The Organization for Economic Cooperation and Development says that growing doubts about the survival of Europe’s monetary union has caused global growth to stall and represents the main risk to the world economy.
The Paris-based organization has lowered its estimate for China’s 2012 expansion to 8.5 percent from a 9.2 percent forecast in May. A slowdown in property sales could trigger developer collapses and lead to bad loans, it said.
Poly Real Estate Group Co., China’s second-largest developer by market value, said its contracted sales fell 39 percent in October from a year earlier. Barclays Capital estimates home prices may decrease by 10 percent to 30 percent in the next year.

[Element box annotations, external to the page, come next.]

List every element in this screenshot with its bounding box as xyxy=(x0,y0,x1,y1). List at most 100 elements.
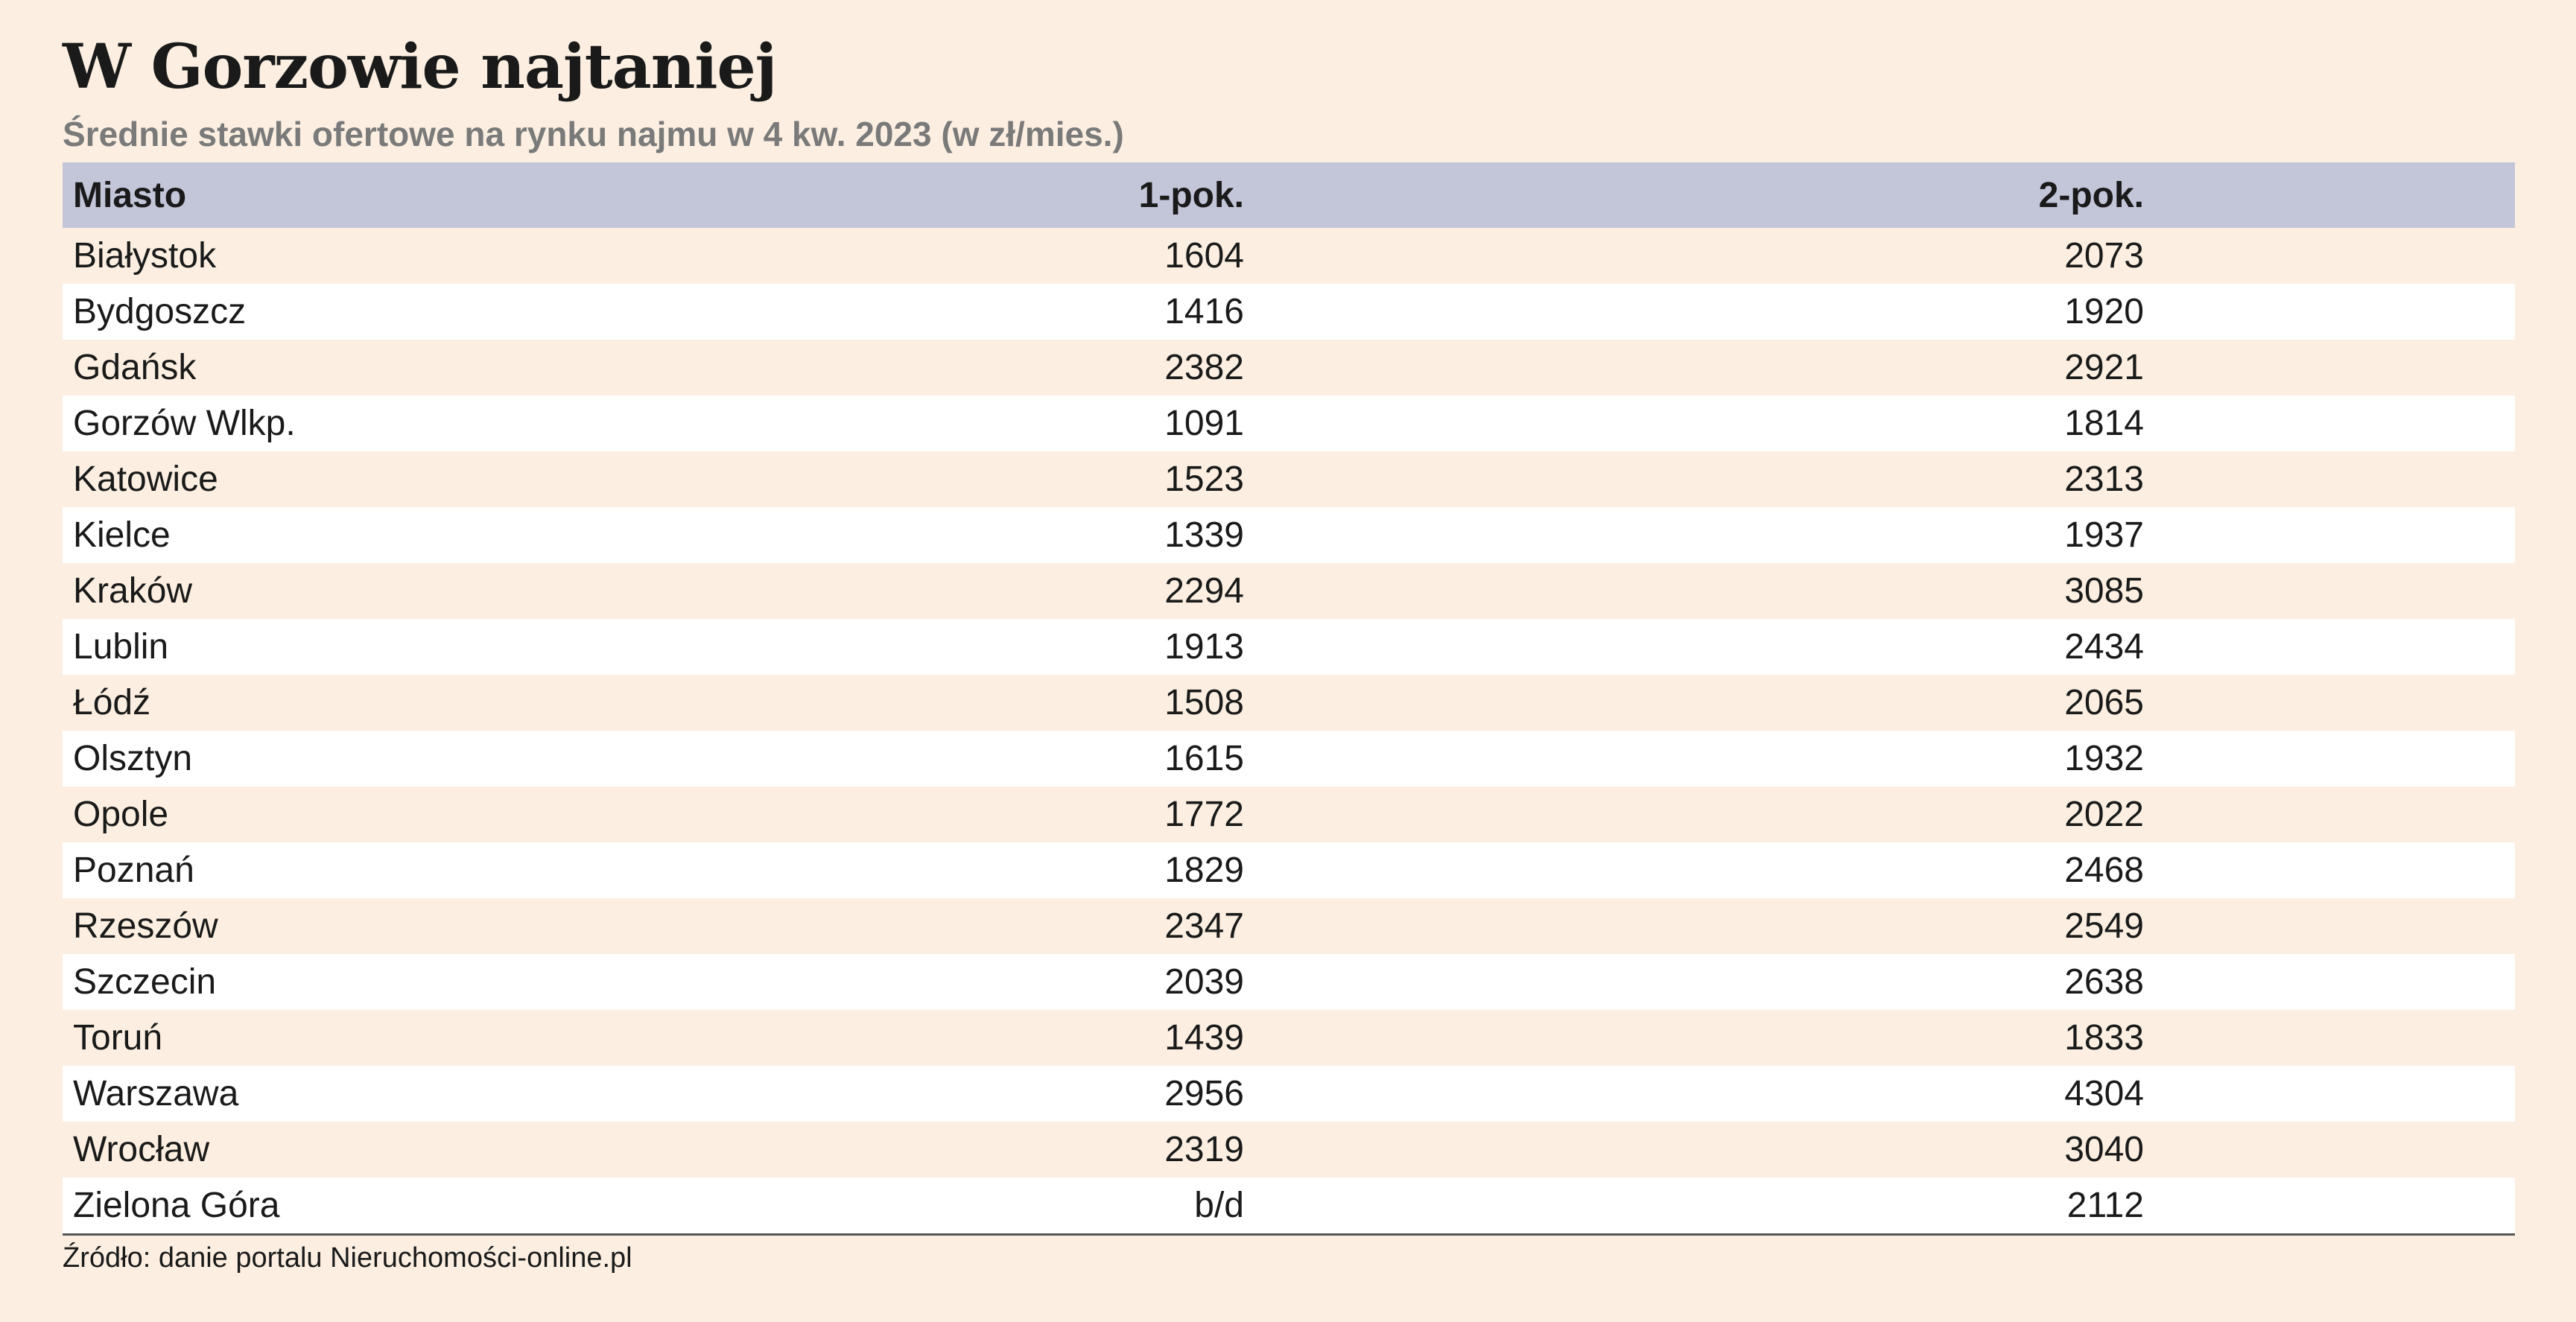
cell-spacer xyxy=(2154,1010,2515,1066)
cell-2-room: 4304 xyxy=(2064,1074,2144,1113)
table-row: Gdańsk 2382 2921 xyxy=(63,340,2515,395)
cell-1-room: 2382 xyxy=(1164,348,1244,387)
cell-city: Łódź xyxy=(73,683,151,722)
table-row: Lublin 1913 2434 xyxy=(63,619,2515,675)
cell-city: Wrocław xyxy=(73,1130,210,1169)
table-row: Bydgoszcz 1416 1920 xyxy=(63,284,2515,340)
cell-city: Poznań xyxy=(73,851,194,890)
cell-1-room: 1913 xyxy=(1164,627,1244,667)
cell-city: Toruń xyxy=(73,1018,163,1058)
table-row: Katowice 1523 2313 xyxy=(63,451,2515,507)
cell-city: Rzeszów xyxy=(73,906,218,946)
cell-2-room: 2073 xyxy=(2064,236,2144,276)
cell-city: Lublin xyxy=(73,627,169,667)
infographic: W Gorzowie najtaniej Średnie stawki ofer… xyxy=(63,28,2515,1279)
table-row: Zielona Góra b/d 2112 xyxy=(63,1178,2515,1235)
cell-spacer xyxy=(2154,284,2515,340)
cell-1-room: 1508 xyxy=(1164,683,1244,722)
cell-1-room: 1604 xyxy=(1164,236,1244,276)
cell-spacer xyxy=(2154,842,2515,898)
cell-city: Kraków xyxy=(73,571,193,611)
cell-city: Białystok xyxy=(73,236,217,276)
cell-spacer xyxy=(2154,228,2515,284)
cell-spacer xyxy=(2154,1122,2515,1178)
cell-2-room: 2638 xyxy=(2064,962,2144,1002)
table-row: Toruń 1439 1833 xyxy=(63,1010,2515,1066)
cell-spacer xyxy=(2154,954,2515,1010)
cell-2-room: 1932 xyxy=(2064,739,2144,778)
cell-spacer xyxy=(2154,507,2515,563)
cell-spacer xyxy=(2154,451,2515,507)
table-row: Szczecin 2039 2638 xyxy=(63,954,2515,1010)
subtitle: Średnie stawki ofertowe na rynku najmu w… xyxy=(63,115,1124,153)
cell-city: Szczecin xyxy=(73,962,217,1002)
table-row: Poznań 1829 2468 xyxy=(63,842,2515,898)
cell-city: Gorzów Wlkp. xyxy=(73,404,296,443)
cell-2-room: 1833 xyxy=(2064,1018,2144,1058)
cell-spacer xyxy=(2154,563,2515,619)
page-title: W Gorzowie najtaniej xyxy=(63,31,777,103)
table-row: Olsztyn 1615 1932 xyxy=(63,731,2515,786)
column-header-spacer xyxy=(2154,162,2515,228)
cell-1-room: 1091 xyxy=(1164,404,1244,443)
cell-1-room: 2319 xyxy=(1164,1130,1244,1169)
table-row: Wrocław 2319 3040 xyxy=(63,1122,2515,1178)
cell-2-room: 1920 xyxy=(2064,292,2144,331)
rent-table: Miasto 1-pok. 2-pok. Białystok 1604 2073 By… xyxy=(63,162,2515,1236)
cell-spacer xyxy=(2154,731,2515,786)
cell-1-room: 2347 xyxy=(1164,906,1244,946)
cell-city: Warszawa xyxy=(73,1074,239,1113)
cell-2-room: 2065 xyxy=(2064,683,2144,722)
cell-1-room: 2294 xyxy=(1164,571,1244,611)
cell-1-room: b/d xyxy=(1194,1186,1244,1225)
cell-2-room: 2434 xyxy=(2064,627,2144,667)
table-row: Kraków 2294 3085 xyxy=(63,563,2515,619)
cell-1-room: 1829 xyxy=(1164,851,1244,890)
column-header-2-room: 2-pok. xyxy=(2038,175,2144,215)
cell-2-room: 3040 xyxy=(2064,1130,2144,1169)
cell-spacer xyxy=(2154,675,2515,731)
cell-1-room: 1615 xyxy=(1164,739,1244,778)
table-row: Opole 1772 2022 xyxy=(63,786,2515,842)
table-row: Warszawa 2956 4304 xyxy=(63,1066,2515,1122)
cell-2-room: 2468 xyxy=(2064,851,2144,890)
cell-2-room: 2313 xyxy=(2064,460,2144,499)
cell-spacer xyxy=(2154,1178,2515,1235)
table-row: Gorzów Wlkp. 1091 1814 xyxy=(63,395,2515,451)
cell-2-room: 1937 xyxy=(2064,515,2144,555)
cell-1-room: 1339 xyxy=(1164,515,1244,555)
cell-2-room: 2022 xyxy=(2064,795,2144,834)
cell-spacer xyxy=(2154,619,2515,675)
source-note: Źródło: danie portalu Nieruchomości-onli… xyxy=(63,1242,632,1274)
cell-spacer xyxy=(2154,898,2515,954)
table-row: Rzeszów 2347 2549 xyxy=(63,898,2515,954)
cell-1-room: 2039 xyxy=(1164,962,1244,1002)
cell-spacer xyxy=(2154,395,2515,451)
cell-city: Olsztyn xyxy=(73,739,193,778)
cell-spacer xyxy=(2154,1066,2515,1122)
column-header-city: Miasto xyxy=(73,175,187,215)
cell-2-room: 2112 xyxy=(2066,1186,2144,1225)
table-row: Kielce 1339 1937 xyxy=(63,507,2515,563)
cell-2-room: 2549 xyxy=(2064,906,2144,946)
table-row: Łódź 1508 2065 xyxy=(63,675,2515,731)
cell-city: Gdańsk xyxy=(73,348,197,387)
cell-city: Bydgoszcz xyxy=(73,292,247,331)
cell-spacer xyxy=(2154,340,2515,395)
table-row: Białystok 1604 2073 xyxy=(63,228,2515,284)
cell-city: Opole xyxy=(73,795,169,834)
table-header-row: Miasto 1-pok. 2-pok. xyxy=(63,162,2515,228)
cell-1-room: 1523 xyxy=(1164,460,1244,499)
cell-1-room: 2956 xyxy=(1164,1074,1244,1113)
column-header-1-room: 1-pok. xyxy=(1138,175,1244,215)
cell-city: Katowice xyxy=(73,460,218,499)
cell-2-room: 3085 xyxy=(2064,571,2144,611)
cell-2-room: 1814 xyxy=(2064,404,2144,443)
cell-spacer xyxy=(2154,786,2515,842)
cell-city: Kielce xyxy=(73,515,171,555)
cell-city: Zielona Góra xyxy=(73,1186,280,1225)
cell-1-room: 1439 xyxy=(1164,1018,1244,1058)
cell-1-room: 1772 xyxy=(1164,795,1244,834)
cell-2-room: 2921 xyxy=(2064,348,2144,387)
table-body: Białystok 1604 2073 Bydgoszcz 1416 1920 Gdańsk… xyxy=(63,228,2515,1235)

Home prices fell in 33 of 70 cities in October, government data shows. Housing transactions declined 25 percent from September
“We think a sharper deceleration in property investment is the biggest risk to China’s economy,” Johanna Chua, Hong Kong-based chief economist for Asia at Citigroup, said in today’s report. “But a hard landing can be averted in the near term with sufficient policy flexibility to provide offsetting support for growth, especially on the fiscal front.”
UBS’ Wang said the government may relax fiscal policy and bank lending quotas next year.
She estimates additional fiscal spending of about 1 percent of gross domestic product over a 12-month period and that the central bank will raise its new lending target for 2012 to 8 trillion yuan ($1.25 trillion) from 7.3 trillion to 7.4 trillion this year.
Citigroup said the central bank may cut banks’ reserve requirements before the Chinese New Year in late January if recent capital outflows continue and raise interest rates to stabilize deposits.